In the neighborhood where I do my work break drawings there is the home base of a cookie truck. "Captain Cookie" lives and parks his truck at one of the characteristic cottages. On Monday I found Captain Cookie himself, working on the truck. I asked permission to draw the truck so here it is. The back doors are open so you can see the refrigerated cabinets for the ice cream and milk. The truck is painted a pretty shade of light blue and decorated with hand-painted writing and pictures of cookies. Captain Cookie, along with his sidekick the Milkman, sells cookies, milk, and ice cream out of this truck as it visits popular areas in Washington, DC. Unfortunately, he is not rated (legally) to sell his wares in Virginia. But he did bring me some fresh ones from the kitchen. These are big, chewy, rich cookies and come in many traditional varieties, such as chocolate chip, peanut butter, oatmeal raisin, and many more. I ate two of them and gave the rest away to my co-workers. I cannot, due to professional reasons, make a public judgement as to whether these are better than Trader Joe's "soft bake" cookies. But if you are in DC during the day, look for the blue truck. As it says on the truck, "Saving the world, one cookie at a time."

Staedtler tech pen on sketchbook page, color added in Photocookieshop.

Monday, July 2, 2012

Metatron, Angel of Mathematics

As you know if you have read many of these posts, I have been working on a Big Painting which has taken up a lot of my time. This major project is now done and presented to its client, so I can now show it. It is a “FuturIkon” in the same series as my Four Archangels of 1996 and my “Our Lady of the Cosmos” from 2002. This is not a By-Product, it is Fine Art, but I'm showing it here anyway.

Metatron is an angelic being from the Kabbalistic tradition, though the name is probably of Greek origin, not Hebrew. Metatron is the leader of all angels, possessing a rank higher than the numerous choirs and echelons of angels and personified concepts. He/she is privileged to stand at the “right hand of God” and lead human beings towards the good. Metatron is not a warrior angel like Michael. Rather, he is thought of as the celestial scribe.
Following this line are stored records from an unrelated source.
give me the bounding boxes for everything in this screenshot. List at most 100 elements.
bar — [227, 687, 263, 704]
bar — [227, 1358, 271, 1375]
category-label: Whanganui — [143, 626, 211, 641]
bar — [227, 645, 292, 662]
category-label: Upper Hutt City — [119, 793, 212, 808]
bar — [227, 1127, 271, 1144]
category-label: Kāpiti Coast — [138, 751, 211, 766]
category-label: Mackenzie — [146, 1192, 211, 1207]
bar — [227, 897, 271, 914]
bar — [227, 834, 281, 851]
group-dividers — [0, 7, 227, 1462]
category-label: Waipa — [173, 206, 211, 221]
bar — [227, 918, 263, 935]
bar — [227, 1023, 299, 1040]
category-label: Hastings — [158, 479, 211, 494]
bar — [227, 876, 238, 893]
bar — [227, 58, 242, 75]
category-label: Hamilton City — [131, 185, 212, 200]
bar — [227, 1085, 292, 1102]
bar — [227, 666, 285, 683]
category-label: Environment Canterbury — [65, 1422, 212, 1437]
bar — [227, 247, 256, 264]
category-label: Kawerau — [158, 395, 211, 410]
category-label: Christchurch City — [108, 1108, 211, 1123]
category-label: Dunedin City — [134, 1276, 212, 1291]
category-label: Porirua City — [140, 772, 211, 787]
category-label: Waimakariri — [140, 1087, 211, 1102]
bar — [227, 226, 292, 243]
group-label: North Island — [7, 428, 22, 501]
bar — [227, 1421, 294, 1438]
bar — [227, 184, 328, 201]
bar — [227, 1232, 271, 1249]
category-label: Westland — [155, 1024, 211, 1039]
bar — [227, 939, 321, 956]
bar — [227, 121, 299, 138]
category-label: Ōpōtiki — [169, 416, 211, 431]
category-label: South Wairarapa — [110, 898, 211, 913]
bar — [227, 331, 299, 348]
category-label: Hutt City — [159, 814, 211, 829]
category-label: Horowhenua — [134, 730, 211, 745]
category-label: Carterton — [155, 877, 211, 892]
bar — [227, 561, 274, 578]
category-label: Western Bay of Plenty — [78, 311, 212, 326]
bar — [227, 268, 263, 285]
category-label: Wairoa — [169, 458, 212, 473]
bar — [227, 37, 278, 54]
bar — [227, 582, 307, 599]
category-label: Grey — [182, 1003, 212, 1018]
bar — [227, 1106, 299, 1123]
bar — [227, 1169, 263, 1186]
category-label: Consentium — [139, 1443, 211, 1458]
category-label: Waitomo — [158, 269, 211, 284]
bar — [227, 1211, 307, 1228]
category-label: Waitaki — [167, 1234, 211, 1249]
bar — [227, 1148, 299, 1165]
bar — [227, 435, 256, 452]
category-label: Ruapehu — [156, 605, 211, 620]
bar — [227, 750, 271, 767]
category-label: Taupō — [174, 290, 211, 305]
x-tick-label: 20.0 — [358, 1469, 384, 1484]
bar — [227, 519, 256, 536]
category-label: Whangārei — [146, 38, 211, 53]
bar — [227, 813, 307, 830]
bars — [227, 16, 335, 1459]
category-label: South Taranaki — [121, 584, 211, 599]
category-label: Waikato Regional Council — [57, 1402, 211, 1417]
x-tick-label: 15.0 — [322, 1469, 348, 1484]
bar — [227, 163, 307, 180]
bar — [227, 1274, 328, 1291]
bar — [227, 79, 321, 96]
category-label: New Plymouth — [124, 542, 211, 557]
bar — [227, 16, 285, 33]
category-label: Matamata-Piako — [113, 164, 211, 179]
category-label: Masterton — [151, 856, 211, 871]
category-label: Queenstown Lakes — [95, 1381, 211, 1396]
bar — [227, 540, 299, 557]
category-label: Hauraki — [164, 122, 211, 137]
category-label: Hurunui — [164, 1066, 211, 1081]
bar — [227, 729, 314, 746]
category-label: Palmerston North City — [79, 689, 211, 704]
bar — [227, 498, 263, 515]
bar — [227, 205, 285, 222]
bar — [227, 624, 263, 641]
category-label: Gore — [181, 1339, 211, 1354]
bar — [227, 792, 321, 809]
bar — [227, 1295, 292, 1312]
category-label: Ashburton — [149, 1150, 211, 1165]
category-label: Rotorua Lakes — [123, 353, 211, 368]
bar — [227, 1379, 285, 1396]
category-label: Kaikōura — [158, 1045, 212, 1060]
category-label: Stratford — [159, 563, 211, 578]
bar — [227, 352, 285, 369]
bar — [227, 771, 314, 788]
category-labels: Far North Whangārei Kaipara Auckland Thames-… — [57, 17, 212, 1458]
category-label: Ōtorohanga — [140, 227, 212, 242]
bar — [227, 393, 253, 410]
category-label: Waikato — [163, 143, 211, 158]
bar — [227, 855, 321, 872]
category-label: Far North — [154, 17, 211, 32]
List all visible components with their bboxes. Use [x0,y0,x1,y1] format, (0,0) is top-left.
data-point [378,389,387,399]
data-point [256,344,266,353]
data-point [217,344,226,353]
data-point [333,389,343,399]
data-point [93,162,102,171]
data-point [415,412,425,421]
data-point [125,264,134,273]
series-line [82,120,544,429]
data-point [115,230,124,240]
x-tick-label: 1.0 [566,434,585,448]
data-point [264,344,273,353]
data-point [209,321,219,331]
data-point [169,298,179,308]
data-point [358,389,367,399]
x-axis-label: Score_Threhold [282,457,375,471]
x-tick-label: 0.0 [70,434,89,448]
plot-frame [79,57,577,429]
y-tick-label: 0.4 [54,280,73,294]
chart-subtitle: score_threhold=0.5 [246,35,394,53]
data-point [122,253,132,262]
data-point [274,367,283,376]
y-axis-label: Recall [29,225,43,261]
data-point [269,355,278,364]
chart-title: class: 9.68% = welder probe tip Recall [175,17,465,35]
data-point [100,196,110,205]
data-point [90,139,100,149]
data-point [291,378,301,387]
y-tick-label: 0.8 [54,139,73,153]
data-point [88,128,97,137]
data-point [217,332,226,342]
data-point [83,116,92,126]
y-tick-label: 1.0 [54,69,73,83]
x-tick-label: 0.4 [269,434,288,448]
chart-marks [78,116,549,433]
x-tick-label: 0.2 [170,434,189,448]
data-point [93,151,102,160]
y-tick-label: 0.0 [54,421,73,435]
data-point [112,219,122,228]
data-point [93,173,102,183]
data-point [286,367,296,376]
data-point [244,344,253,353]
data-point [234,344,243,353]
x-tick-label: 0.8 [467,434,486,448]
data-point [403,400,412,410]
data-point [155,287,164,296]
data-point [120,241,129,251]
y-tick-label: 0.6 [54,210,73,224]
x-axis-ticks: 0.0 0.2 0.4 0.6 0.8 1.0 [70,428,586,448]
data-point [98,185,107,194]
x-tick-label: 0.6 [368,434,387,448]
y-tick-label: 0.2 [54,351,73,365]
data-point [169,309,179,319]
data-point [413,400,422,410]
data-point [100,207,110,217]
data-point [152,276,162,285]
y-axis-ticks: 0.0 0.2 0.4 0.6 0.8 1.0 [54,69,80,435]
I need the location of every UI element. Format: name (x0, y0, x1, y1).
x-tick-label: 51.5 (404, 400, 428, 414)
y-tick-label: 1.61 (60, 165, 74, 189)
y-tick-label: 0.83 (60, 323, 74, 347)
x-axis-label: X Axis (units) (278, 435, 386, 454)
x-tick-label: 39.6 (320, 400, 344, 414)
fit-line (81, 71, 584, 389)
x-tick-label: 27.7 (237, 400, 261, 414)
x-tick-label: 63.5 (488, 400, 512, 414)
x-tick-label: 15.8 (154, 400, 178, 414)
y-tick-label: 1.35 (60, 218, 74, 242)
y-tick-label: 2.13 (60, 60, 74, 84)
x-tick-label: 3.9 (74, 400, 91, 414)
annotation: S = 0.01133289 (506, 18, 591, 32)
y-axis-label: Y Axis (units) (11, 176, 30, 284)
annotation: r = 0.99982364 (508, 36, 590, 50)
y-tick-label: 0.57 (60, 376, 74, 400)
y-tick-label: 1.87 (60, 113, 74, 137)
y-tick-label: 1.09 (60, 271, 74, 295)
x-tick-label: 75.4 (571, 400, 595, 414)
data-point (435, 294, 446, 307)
In my futuristic interpretation of Metatron, he/she is not only a scribe or a protector, but the keeper and personification of the most fundamental of sciences, Mathematics. Without mathematics, the world would not exist. Even modern mathematicians and philosophers sometimes say that mathematics existed before the world came to be, an ancient and angelic notion. Therefore I designed the image of Metatron to be built of mathematical symbols and shapes. The Angel’s body and environment is made of forms such as conic sections (parabola, hyperbola, circle, and ellipse),  and trigonometric fundamentals such as a right angle and a 30-60-90 degree triangle as well as an equilateral triangle. There are also exponential curves, straight lines, twisted graphs of relativistic space forming the “wings” of the angel, and a Fibonacci spiral. The Angel holds in her/his hands a diagram from the Kabbalistic tradition called the “Cube of Metatron,” which encompasses, in its intersecting lines, basic solid-geometric forms such as cube, tetrahedron, octahedron, and pyramid. It is also a six-pointed Jewish star.

The Angel stands over a stylized Planet Earth, as well as atmospheric visionary fragments and the blackness of space. The border is composed of many colors of metallic and iridescent paint, reminiscent of many precious metals in a mosaic arrangement. This painting is acrylic on masonite board, 18” x 36”, finished in late June 2012. It took more than eight months to paint. Now, finally, I can present it to you after all this time. Click on the image for a larger view.

By the way, I missed two days' posting on this Blog due to not having any electric power after a destructive storm. It was like living in the 19th century for two days. No air conditioning. Candlelight at night. No phone. No refrigeration. No Internet! I'm glad to have returned to the 21st century.